Have table prettily decorated with a centerpiece of ice and ferns. The ice frozen in a miniature iceberg, and encircled by low, spreading maidenhair ferns and gleaming tiny opalescent lamps. Keep the candles for the lamps in the ice chest all day and they will burn slowly and steadily through the evening. Let cut glass canoes hold the nuts, olives and bonbons. The meat courses should be served in thin white Japanese porcelain, but the other viands are to be served in cut glass dishes. The name cards are made of squares of gray paper simply lettered with the guests' names and the date—the letters formed by icicles. The menu is as follows:
| Clams, |
| Cold Bouillon, |
| Soft Crabs, |
| Mushrooms, Fillets of Beef, |
| Beets, Potato Straws, |
| Tomatoes, Sweetbreads, |
| Chicken Salad a la Prince, |
| Peach Ice, |
| Curacoa Cream, |
| Frozen Melon, Coffee. |
The clams are served in ice shells, lying on beds of crisp cress, and the bouillon, strong and highly seasoned, served in little cut glass bowls. With the fricasseed crabs serve a smooth cool sauce, having lemon and mustard as its predominating flavor. Juicy little fillets of beef, that melt in the mouth, are next brought on lettuce leaves, with fricasseed mushrooms on toast, frozen pickled beets and potato straws. The sweetbreads are parboiled, chopped up with asparagus tips and truffles, and formed into cones with white chaudfroid sauce, then chilled to the freezing point. With them are served tomatoes filled with shaved ice, chopped cress and tartare sauce. But the triumph of cookery is the salad, each ingredient proportioned and blended into a pleasing whole. The white meat of two chickens, cut into small fillets and each dipped into a semi-fluid jelly made as follows: Three hard boiled eggs, an anchovy, one tablespoonful of minced capers, two tablespoonfuls of grated ham, one teaspoonful of chopped parsley and a pinch of chili pepper rubbed through a sieve and mixed well with two tablespoonfuls of mayonnaise and three of semi-fluid aspic. Then small molds are lined with aspic and a fillet—ornamented with strips of beets and cucumbers—put in each; enough aspic to cover poured in and the molds set on ice.

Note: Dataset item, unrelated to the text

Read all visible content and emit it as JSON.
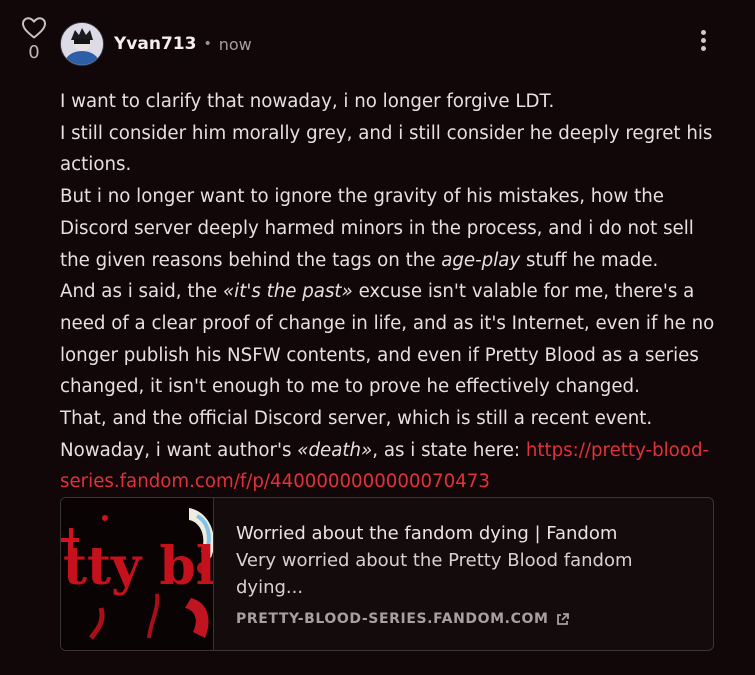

A rich mayonnaise is made, and peas, cut up cucumbers and string beans stirred through it. When the time comes to serve the salad, the molds are turned out on leaves of crinkly white lettuce, with a border of mayonnaise around them. The peach sherbet is served in little fluted cups of ice, set in a circle of fern fronds and pink carnations on cut glass plates. Three drops of cochineal are added to the ice just before freezing to give it a delicate pink hue. After the gelatine is dissolved in a rich custard and begins to thicken, the curacoa and the whipped cream are added, and stirred together very lightly. Individual orange-shaped molds are filled with the cream and put on ice to harden. When turned out of the molds, a little twig and leaves of crystalized ginger are inserted in each orange. Sherry wine is poured in the heart of the melon, and, after it has ripened on ice for two hours, the melon is cut open and the seeds removed. Cut out oval-shaped pieces with a big spoon and set back on the ice till wanted. Take to the table in a deep glass bowl, splints of ice shining among its juicy pink morsels. Then the coffee, the toasted crackers and blocks of frozen cheese.
Luncheon Menus.
There are but few particulars in which a formal luncheon differs materially from a dinner. Fruit or a fruit salpicon is usually preferred to oysters as a first course. The soup or bouillon is served in cups rather than soup plates, and entrees or chops take the place of heavy joints or roasts. The usual hour for a luncheon is between one and two o'clock, and artificial light is considered inappropriate for such an occasion. If the table used is a handsome and highly polished one, the cloth may be dispensed with, if desired. Instead use a handsome center piece with small doilies under the plates and other dishes to protect the table. If there are a large number of guests, they are usually served at small tables, prettily decorated with a few flowers.